BAB
I
PENDAHULUAN
1.
LATAR
BELAKANG
Umat Islam di mana pun
berada seyogianya dapat bersatu padu dalam menjalankan
ibadah baik habluminallah maupun hablumminannas. Hal ini penting karena
manusia dilahirkan
untuk beribadah dan sebagai khalifah
di muka bumi ini. Sabda Rasulullah SAW yang berbunyi yang artinya:“ Golongan yang selamat
dan akan masuk surga adalah golongan yang berpegang
dengan apa-apa yang aku kerjakan bersama sahabat-sahabatku.” Namun, sejak Nabi Muhammad SAW meninggal,
persatuan ini sedikit terguncang dengan tiadanya sumber yang haq
untuk mengadukan permasalahan agama.
Penentuan khalifah saat itu memumculkan
banyak permasalahan yang ternyata menjadi
semakin mengakar kuat sampai sekarang. Salah satu konflik yang muncul
adalah adanya kaum syiah dan sunni yang memiliki dasar yang berbeda. Perbedaan ini tidak hanya menimbulkan
perbedaan kecil saja tetapi juga
perbedaan besar yang diduga
mendalangi banyak ilmu
sesat yang mengatasnamakan Islam. Bagaimana perbedaan ini sebenarnya
berakar, ini tentu sangat penting dikaji, mengingat kita, umat Islam harus memahai agar dapat memperkuat iman dan
islamnya.
2.
Rumusan
masalah
a.
Apa
itu syi’ah dan sunni?
b.
Bagaimana
latar belakang sejarah syi’ah dan sunni?
c.
Bagaimana
doktrin-doktrin syi’ah dan sunni?
d.
Apa
saja alasan-alasan pembaiatan khalifah menurut syi’ah dan sunni?
3.
Tujuan
masalah
a.
Untuk
mengetahui pengertian syi’ah dan sunni.
b.
Untuk
mengetahui latar belakang sejarah syi’ah dan sunni.
c.
Untuk
mengetahui doktrin-doktrin syi’ah dan sunni.
d.
Untuk
mengetahui alasan-alasan pembaiatan khalifah menurut syi’ah dan sunni
BAB
II
PEMBAHASAN
A.
SYI’AH
1.
PENGERTIAN
SYI’AH
Kata
syi’ah bentuk tunggalnya adalah syi’iy yang berarti kelompok atau golongan, dapat
digunakan untuk seseorang, dua orang atau jama’ baik pria maupun wanita.

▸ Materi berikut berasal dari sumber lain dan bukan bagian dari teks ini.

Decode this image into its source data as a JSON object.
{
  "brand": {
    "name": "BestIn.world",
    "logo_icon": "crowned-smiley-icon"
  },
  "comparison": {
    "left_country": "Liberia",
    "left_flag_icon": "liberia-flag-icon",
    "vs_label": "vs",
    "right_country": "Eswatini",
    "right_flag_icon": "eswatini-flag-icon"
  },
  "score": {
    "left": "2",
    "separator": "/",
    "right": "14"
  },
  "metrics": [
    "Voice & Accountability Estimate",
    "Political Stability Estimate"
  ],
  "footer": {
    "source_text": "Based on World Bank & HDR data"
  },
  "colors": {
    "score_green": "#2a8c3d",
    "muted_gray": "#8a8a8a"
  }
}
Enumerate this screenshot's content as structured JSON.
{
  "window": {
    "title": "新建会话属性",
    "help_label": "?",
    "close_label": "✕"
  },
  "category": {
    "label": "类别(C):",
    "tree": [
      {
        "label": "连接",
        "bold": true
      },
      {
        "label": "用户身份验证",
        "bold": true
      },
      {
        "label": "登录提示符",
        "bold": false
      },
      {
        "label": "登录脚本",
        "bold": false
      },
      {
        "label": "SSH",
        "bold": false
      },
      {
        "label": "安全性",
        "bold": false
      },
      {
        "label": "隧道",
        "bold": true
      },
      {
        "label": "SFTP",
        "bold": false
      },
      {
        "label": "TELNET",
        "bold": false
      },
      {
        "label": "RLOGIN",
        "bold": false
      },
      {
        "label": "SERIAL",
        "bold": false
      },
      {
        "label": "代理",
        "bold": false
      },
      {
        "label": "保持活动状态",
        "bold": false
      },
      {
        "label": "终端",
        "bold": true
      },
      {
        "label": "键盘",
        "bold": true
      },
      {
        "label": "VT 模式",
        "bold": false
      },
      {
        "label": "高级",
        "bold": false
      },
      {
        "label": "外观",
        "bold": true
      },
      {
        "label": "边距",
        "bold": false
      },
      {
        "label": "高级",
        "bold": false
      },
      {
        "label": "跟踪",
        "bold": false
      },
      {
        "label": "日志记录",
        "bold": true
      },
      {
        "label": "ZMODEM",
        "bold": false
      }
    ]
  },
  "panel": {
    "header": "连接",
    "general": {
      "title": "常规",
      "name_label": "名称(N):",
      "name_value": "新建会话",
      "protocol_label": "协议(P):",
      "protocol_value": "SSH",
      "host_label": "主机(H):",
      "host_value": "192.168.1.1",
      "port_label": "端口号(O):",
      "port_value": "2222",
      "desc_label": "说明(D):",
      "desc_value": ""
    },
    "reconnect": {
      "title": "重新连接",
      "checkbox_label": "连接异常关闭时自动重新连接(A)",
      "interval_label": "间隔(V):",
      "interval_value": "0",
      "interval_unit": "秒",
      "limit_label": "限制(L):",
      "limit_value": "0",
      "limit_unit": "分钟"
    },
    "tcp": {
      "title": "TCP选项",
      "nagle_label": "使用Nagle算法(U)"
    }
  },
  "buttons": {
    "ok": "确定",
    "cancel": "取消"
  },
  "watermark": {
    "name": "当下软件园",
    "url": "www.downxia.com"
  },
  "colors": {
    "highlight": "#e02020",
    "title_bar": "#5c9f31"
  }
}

Menurut abd al qadir syaib al-hamdi guru besar pada universitas islam di
madinah mengatakan syi’ah dalam percakapan orang arab pengikut atau pembantu.[1] Menurut
istilah, syi’ah didefinisikan sebagai golongan islam yang mengikuti 12 Imam
dari Ahlu Bait (keluarga dan keturunan) Rasulullah melalui keturunan Ali dan
anak-anak Fatimah putrid kesayangan Rasulullah istri Imam Ali, dalam semua
urusan ibadah dan muamalah.[2]
2.
ASAL
USUL DAN PERKEMBANGAN SYI’AH
Setelah
Rasulullah wafat, yang pertama kali mengambil sikap dalam soal kepemimpinan adalah
kaum anshar. Sebelum jasad rasulullah dikebumikan, mereka telah mengadakan
pertemuan di suatu tempat yang dikenal dengan sebutan tsaqifah bani sa’adah.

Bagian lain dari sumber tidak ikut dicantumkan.